Methods: Thirteen men and 20 women (mean age: 25.6 years (5.5)) performed a maximal isometric trunk exertion in a knee bent posture using voluntary breath conditions: (1) inhalation prior to exertion with hold during exertion; (2) exhalation prior to exertion with hold during the exertion; (3) inhalation prior to the exertion with exhalation during the exertion. A subset of subjects (n=11) were also simultaneously measured for intra-abdominal pressure. Separate repeated measures ANOVA were used to determine the effects of breath conditions on force and intra-abdominal pressure. Pearson coefficients were used to determine the correlation between force and intra-abdominal pressure.
Findings: Breath control did not significantly affect isometric force production (P=.089) but did affect intra-abdominal pressure (P=.003).
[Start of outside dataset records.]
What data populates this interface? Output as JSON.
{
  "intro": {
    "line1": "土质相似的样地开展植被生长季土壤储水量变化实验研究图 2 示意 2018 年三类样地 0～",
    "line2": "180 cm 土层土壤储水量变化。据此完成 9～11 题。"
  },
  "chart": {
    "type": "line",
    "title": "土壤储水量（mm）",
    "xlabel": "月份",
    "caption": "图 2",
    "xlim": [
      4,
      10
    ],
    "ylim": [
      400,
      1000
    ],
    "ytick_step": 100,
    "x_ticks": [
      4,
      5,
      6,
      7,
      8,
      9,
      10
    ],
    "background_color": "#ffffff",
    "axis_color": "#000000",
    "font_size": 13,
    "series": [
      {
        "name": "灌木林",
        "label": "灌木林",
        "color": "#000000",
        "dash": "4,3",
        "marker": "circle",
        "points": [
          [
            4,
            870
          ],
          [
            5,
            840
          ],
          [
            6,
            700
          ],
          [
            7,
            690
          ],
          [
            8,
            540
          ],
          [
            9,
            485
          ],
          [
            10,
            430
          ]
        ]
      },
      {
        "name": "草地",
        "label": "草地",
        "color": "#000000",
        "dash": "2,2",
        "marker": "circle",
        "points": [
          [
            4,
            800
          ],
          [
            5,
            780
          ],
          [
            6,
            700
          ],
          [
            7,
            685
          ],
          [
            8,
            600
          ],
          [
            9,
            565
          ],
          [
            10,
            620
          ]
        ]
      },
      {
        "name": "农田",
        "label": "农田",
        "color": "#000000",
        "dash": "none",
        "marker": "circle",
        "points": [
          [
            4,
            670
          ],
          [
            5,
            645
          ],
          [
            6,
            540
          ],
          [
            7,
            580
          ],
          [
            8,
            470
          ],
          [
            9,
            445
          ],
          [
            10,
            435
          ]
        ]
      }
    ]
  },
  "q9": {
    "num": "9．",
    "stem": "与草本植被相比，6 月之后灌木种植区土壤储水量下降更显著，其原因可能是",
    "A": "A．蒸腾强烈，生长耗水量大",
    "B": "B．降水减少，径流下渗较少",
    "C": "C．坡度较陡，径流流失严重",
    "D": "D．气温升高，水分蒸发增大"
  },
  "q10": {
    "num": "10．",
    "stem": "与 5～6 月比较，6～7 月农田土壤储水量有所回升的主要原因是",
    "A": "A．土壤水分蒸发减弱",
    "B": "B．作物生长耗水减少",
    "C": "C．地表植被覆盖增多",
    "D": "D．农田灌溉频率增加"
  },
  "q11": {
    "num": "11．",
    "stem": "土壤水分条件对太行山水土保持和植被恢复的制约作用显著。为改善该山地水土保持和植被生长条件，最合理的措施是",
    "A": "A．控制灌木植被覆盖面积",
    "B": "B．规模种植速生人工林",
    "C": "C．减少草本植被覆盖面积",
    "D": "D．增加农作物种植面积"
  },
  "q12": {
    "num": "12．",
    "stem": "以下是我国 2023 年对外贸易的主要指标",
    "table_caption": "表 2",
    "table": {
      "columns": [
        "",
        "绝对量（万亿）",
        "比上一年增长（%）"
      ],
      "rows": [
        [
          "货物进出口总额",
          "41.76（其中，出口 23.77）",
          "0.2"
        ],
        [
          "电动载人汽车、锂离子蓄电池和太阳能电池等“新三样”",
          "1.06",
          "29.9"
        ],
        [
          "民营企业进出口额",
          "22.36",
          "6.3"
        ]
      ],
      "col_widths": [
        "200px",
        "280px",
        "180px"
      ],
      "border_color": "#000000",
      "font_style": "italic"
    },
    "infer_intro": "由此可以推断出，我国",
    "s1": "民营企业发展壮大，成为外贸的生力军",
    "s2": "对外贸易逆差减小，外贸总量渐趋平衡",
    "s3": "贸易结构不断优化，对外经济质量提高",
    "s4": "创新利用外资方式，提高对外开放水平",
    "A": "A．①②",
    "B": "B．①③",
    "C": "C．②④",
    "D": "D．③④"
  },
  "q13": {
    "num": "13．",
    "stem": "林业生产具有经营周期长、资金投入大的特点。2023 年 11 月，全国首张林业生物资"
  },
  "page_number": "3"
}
Correlations between force and intra-abdominal pressure in each breath condition were low (range: 0.152-0.583).
Interpretation: Although breath control was shown to influence intra-abdominal pressure, it does not appear to influence isometric trunk extension force in a knees bent position. Further, the intra-abdominal pressure produced in such efforts appears to be unrelated to the amount of force produced.